Das Salzburger Landes-Armengesetzes von 1874 führte zu einer Rechtsvereinheitlichung und ordnete die Armenpflege der Gemeindeselbstverwaltung zu. Zugleich hatten damit die Gemeinden die finanzielle Hauptlast zu tragen. Das Gesetz hielt außerdem erstmals fest, dass die Kommunen nicht nur bei schon bestehender Armut eingreifen, sondern auch durch verschiedene Maßnahmen einer Verarmung vorbeugen sollten.

Staatliche Sozialversicherungen und kommunale Armenfürsorge

In den 1880er-Jahren erfolgte der so genannte „take-off des österreichischen Sozialstaats“. 1887 wurde die Unfallversicherung und ein Jahr später die Krankenversicherung als Pflichtversicherung eingeführt. Sozialversicherungen wollten nun ein Mindestmaß an Hilfe gegenüber den gängigen Risiken des Lebens (Folgen von Krankheit, Unfällen, Invalidität, Alter sowie in der Folge gegen Arbeitslosigkeit) gewähren. Die kommunale Armenpflege war hingegen für die Folgen der bereits eingetretenen Verarmung verantwortlich. Aufgrund der beschränkten staatlichen Leistungen blieb die Fürsorgetätigkeit von Gemeinden und Ländern die Grundlage für diejenigen, die in Armut leben mussten.

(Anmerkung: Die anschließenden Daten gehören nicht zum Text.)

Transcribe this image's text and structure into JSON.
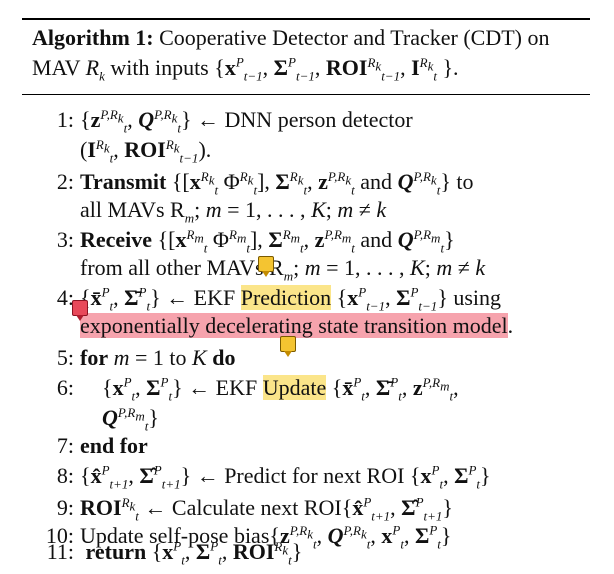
{
  "header": {
    "label": "Algorithm 1:",
    "line1": "Cooperative Detector and Tracker (CDT) on",
    "line2": "MAV R_k with inputs {x^P_{t−1}, Σ^P_{t−1}, ROI^{R_k}_{t−1}, I^{R_k}_t }."
  },
  "lines": [
    {
      "num": "1:",
      "text": "{z^{P,R_k}_t, Q^{P,R_k}_t} ← DNN person detector",
      "cont": "(I^{R_k}_t, ROI^{R_k}_{t−1})."
    },
    {
      "num": "2:",
      "kw": "Transmit",
      "text": "{[x^{R_k}_t Φ^{R_k}_t], Σ^{R_k}_t, z^{P,R_k}_t and Q^{P,R_k}_t} to",
      "cont": "all MAVs R_m; m = 1, . . . , K; m ≠ k"
    },
    {
      "num": "3:",
      "kw": "Receive",
      "text": "{[x^{R_m}_t Φ^{R_m}_t], Σ^{R_m}_t, z^{P,R_m}_t and Q^{P,R_m}_t}",
      "cont": "from all other MAVs R_m; m = 1, . . . , K; m ≠ k"
    },
    {
      "num": "4:",
      "text": "{x̄^P_t, Σ̄^P_t} ← EKF",
      "hl": "Prediction",
      "text2": "{x^P_{t−1}, Σ^P_{t−1}} using",
      "cont": "exponentially decelerating state transition model."
    },
    {
      "num": "5:",
      "kw": "for",
      "text": "m = 1 to K",
      "kw2": "do"
    },
    {
      "num": "6:",
      "text": "{x^P_t, Σ^P_t} ← EKF",
      "hl": "Update",
      "text2": "{x̄^P_t, Σ̄^P_t, z^{P,R_m}_t,",
      "cont": "Q^{P,R_m}_t}"
    },
    {
      "num": "7:",
      "kw": "end for"
    },
    {
      "num": "8:",
      "text": "{x̂^P_{t+1}, Σ̂^P_{t+1}} ← Predict for next ROI {x^P_t, Σ^P_t}"
    },
    {
      "num": "9:",
      "kw": "ROI^{R_k}_t",
      "text": "← Calculate next ROI{x̂^P_{t+1}, Σ̂^P_{t+1}}"
    },
    {
      "num": "10:",
      "text": "Update self-pose bias{z^{P,R_k}_t, Q^{P,R_k}_t, x^P_t, Σ^P_t}"
    },
    {
      "num": "11:",
      "kw": "return",
      "text": "{x^P_t, Σ^P_t, ROI^{R_k}_t}"
    }
  ],
  "colors": {
    "highlight_yellow": "#fbe58a",
    "highlight_red": "#f6a3ad",
    "note_yellow": "#f4c431",
    "note_red": "#e8495a"
  },
  "icons": [
    "comment-note-icon"
  ]
}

Außer einigen Novellierungen von Einzelbestimmungen des Salzburger Landes-Armengesetzes, blieb die Rechtslage bis zur Einführung des deutschen Reichsfürsorgerechts und der deutschen Gemeindeordnung durch die Nationalsozialisten 1938 unverändert. Damit wurde der enge Konnex zwischen Heimatrecht und Armenversorgung aufgelöst und die Gemeinde wurde aus einem Personenverband zur Aufenthaltsgemeinde. Nach der österreichischen Bundesverfassung von 1955 fällt das Armenwesen in die Zuständigkeit des Bundes zur Grundsatzgesetzgebung. Das Land ist für die Ausführungsgesetzgebung und Vollziehung zuständig. Eine entscheidende Umgestaltung des Salzburger Fürsorgewesens erfolgte mit dem Salzburger Sozialhilfegesetz aus dem Jahr 1974, das die reichsdeutschen fürsorgerechtlichen Bestimmungen endgültig außer Kraft setzte. Die Rechtssprache hat inzwischen auch den Terminus „Armenfürsorge“ durch „Sozialhilfe“ ersetzt.